Genus: ± 150 species
Region: central America, Panama, Honduras, Belize, Mexico; Caribbean, Jamaica, Haiti, Dominican Republic, Cuba, Florida.
Habitat: dry districts; sandy soils; along sea coast; elevations up to 185 metres; sandy thickets; limestone rocks in arid coastal areas; requires a sunny position; resistant to salt-laden winds; drought tolerant.
Use: edible fruit, raw or cooked; medicinal; wood for timber, carpentry; ornamental; leaves like sandpaper for polishing surfaces.
Tree; small; up to 10 metres tall; evergreen or deciduous; dense crown; tough but slow-growing tree.
Stem: 30 cm in diameter; heartwood dark brown, fine-textured, hard, heavy.
Leaves: large, 18 cm long; stiff; dark green; rough; hairy, feeling like sandpaper.

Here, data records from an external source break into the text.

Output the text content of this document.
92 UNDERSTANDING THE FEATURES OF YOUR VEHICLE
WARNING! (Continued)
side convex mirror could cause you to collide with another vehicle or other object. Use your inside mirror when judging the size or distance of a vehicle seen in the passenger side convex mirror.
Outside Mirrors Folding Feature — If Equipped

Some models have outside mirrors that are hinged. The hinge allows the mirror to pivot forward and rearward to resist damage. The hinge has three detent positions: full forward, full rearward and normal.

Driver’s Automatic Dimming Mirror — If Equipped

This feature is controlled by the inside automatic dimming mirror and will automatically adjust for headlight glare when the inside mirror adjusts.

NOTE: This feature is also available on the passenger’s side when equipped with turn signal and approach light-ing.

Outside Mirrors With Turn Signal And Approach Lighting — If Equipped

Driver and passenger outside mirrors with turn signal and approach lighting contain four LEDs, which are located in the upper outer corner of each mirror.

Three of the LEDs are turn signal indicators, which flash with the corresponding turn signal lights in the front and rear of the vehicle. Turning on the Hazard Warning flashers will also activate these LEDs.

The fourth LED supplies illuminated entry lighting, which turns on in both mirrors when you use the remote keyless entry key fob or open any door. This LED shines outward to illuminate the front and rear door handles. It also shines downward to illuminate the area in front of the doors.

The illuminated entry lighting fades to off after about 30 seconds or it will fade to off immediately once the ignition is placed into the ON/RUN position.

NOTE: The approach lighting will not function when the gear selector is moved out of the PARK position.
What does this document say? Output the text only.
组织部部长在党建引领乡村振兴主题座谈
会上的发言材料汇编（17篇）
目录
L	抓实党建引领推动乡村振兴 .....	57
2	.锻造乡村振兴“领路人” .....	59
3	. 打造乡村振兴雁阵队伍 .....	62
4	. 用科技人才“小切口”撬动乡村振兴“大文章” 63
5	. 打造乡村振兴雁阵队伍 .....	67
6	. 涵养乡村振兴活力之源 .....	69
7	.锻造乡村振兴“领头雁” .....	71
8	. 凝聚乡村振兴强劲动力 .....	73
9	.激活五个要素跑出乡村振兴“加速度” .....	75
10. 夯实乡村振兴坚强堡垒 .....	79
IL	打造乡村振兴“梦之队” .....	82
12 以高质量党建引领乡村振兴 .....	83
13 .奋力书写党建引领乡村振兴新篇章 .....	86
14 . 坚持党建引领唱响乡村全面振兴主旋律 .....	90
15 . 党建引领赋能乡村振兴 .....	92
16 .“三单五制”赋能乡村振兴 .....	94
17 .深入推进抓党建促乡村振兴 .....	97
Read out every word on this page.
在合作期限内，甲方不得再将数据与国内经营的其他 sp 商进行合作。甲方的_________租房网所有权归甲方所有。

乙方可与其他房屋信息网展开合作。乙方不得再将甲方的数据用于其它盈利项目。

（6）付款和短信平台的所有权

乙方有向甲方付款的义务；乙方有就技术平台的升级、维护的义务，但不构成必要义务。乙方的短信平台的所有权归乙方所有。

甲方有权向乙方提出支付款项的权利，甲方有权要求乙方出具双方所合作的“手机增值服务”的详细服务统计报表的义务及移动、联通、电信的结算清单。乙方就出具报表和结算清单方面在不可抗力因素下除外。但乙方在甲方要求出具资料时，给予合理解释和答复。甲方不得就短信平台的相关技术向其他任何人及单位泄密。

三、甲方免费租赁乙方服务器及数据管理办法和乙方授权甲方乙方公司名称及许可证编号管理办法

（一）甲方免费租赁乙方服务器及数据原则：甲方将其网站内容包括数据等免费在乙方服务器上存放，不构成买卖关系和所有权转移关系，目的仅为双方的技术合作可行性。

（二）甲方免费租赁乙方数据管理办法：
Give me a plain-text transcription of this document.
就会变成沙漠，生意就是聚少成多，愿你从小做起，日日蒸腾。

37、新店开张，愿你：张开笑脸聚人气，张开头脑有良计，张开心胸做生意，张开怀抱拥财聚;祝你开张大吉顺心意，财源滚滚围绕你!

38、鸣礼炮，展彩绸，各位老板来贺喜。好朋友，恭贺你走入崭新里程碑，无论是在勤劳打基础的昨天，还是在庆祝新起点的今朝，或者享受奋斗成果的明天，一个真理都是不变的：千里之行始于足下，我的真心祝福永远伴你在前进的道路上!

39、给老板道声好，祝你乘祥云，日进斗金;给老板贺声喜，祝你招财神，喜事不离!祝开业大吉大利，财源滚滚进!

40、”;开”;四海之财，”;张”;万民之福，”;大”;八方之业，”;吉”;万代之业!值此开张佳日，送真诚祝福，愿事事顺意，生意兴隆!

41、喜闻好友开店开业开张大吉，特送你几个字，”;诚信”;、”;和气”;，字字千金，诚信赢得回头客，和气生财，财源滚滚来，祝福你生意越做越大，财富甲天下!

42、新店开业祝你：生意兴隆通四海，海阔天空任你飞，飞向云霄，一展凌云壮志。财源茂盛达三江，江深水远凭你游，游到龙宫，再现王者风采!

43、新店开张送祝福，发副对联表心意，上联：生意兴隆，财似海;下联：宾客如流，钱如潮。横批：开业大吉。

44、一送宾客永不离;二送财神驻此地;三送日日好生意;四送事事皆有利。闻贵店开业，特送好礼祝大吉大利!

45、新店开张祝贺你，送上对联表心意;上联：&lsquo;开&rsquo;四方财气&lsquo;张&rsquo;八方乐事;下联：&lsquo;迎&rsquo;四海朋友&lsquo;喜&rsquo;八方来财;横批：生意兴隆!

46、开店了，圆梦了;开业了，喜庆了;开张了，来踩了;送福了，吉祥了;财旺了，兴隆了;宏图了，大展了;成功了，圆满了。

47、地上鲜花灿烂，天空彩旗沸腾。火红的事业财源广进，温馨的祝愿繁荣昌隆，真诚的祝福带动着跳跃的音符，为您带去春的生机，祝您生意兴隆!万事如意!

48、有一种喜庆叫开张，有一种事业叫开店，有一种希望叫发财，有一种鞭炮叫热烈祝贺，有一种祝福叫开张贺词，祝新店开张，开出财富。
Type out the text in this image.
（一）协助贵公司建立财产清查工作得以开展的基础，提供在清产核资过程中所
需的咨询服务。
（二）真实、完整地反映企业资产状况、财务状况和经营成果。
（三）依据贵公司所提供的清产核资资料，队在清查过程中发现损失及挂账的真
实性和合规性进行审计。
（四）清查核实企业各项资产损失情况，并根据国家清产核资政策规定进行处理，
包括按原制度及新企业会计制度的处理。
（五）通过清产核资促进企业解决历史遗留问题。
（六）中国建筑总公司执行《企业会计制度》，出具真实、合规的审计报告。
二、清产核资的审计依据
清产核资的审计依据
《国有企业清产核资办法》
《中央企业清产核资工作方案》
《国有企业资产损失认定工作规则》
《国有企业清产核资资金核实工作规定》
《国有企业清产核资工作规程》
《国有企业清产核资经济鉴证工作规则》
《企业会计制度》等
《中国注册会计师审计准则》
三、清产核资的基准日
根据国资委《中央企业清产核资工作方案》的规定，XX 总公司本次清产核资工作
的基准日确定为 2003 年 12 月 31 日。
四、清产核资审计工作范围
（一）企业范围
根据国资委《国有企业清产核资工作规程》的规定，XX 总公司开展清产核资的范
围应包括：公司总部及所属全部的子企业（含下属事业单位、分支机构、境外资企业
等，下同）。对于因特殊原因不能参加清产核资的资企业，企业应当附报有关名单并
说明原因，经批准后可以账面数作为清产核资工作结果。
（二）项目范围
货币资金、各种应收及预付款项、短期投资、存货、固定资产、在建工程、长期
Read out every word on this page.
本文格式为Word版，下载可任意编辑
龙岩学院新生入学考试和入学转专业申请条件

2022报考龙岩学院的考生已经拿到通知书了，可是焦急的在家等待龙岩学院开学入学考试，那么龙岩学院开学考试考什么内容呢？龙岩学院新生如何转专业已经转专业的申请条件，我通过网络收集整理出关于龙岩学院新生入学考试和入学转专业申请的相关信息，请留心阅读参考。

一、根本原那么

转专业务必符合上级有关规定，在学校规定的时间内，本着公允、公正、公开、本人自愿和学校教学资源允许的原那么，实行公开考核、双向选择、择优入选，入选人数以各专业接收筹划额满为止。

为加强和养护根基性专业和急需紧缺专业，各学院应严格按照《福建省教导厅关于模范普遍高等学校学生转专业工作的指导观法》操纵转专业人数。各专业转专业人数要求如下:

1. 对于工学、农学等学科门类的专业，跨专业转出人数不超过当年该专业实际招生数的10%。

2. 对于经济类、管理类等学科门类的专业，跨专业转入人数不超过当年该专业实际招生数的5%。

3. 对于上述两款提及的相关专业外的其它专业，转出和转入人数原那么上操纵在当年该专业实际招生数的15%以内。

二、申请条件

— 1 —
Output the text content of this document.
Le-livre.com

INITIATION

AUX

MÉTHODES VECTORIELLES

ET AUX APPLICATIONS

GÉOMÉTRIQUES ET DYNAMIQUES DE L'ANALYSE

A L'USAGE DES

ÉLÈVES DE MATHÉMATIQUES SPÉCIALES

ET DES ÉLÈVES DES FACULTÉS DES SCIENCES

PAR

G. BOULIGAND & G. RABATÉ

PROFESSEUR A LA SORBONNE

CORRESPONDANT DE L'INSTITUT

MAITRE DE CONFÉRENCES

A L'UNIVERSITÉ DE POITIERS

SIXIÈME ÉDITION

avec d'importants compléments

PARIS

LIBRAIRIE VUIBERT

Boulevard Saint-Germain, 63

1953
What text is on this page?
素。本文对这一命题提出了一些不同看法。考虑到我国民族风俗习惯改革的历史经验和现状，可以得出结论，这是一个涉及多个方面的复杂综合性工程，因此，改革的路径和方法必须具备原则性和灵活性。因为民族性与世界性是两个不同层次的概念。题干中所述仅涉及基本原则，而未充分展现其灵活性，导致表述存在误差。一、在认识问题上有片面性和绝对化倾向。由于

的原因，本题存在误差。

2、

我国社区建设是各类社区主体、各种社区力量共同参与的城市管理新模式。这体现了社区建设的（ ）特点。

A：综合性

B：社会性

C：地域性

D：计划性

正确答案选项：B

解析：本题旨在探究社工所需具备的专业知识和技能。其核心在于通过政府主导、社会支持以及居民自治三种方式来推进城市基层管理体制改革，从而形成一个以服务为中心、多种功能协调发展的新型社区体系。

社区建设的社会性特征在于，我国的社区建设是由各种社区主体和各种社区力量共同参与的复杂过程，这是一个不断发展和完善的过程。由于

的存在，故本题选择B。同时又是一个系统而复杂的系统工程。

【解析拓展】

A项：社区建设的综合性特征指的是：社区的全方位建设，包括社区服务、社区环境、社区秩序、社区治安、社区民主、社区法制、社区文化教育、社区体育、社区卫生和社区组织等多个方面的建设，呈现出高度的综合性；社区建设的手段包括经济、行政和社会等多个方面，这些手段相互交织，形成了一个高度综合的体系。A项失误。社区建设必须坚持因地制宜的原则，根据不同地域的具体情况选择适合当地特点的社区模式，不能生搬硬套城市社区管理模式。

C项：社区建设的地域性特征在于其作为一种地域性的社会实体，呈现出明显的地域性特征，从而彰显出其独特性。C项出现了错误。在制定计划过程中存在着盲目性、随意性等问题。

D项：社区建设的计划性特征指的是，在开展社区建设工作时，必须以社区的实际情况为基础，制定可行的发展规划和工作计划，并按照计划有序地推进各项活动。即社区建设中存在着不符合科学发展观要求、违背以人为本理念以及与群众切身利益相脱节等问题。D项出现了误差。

Flowers: large; bright orange-red.
Fruit: plum-like; white when fully ripe; 4 cm long; pleasant fragrance, poor flavour; somewhat fibrous; sweet, but quite mucilaginous.
Cordia sebastana is the type species of the Sebastana clade of Cordia. It includes the generan Gerascanthus, Rhabdocalyx, Cordia decandra, Auxemma, Patagonula and Saccellium.
Coridia has main subgenera: Cordoa myxa, Cordia sebastana, Cordia Gearscanthus, Varronia.
Myxa subclade, with Cordia Myxa, Cordia dentata, Cordia lutea.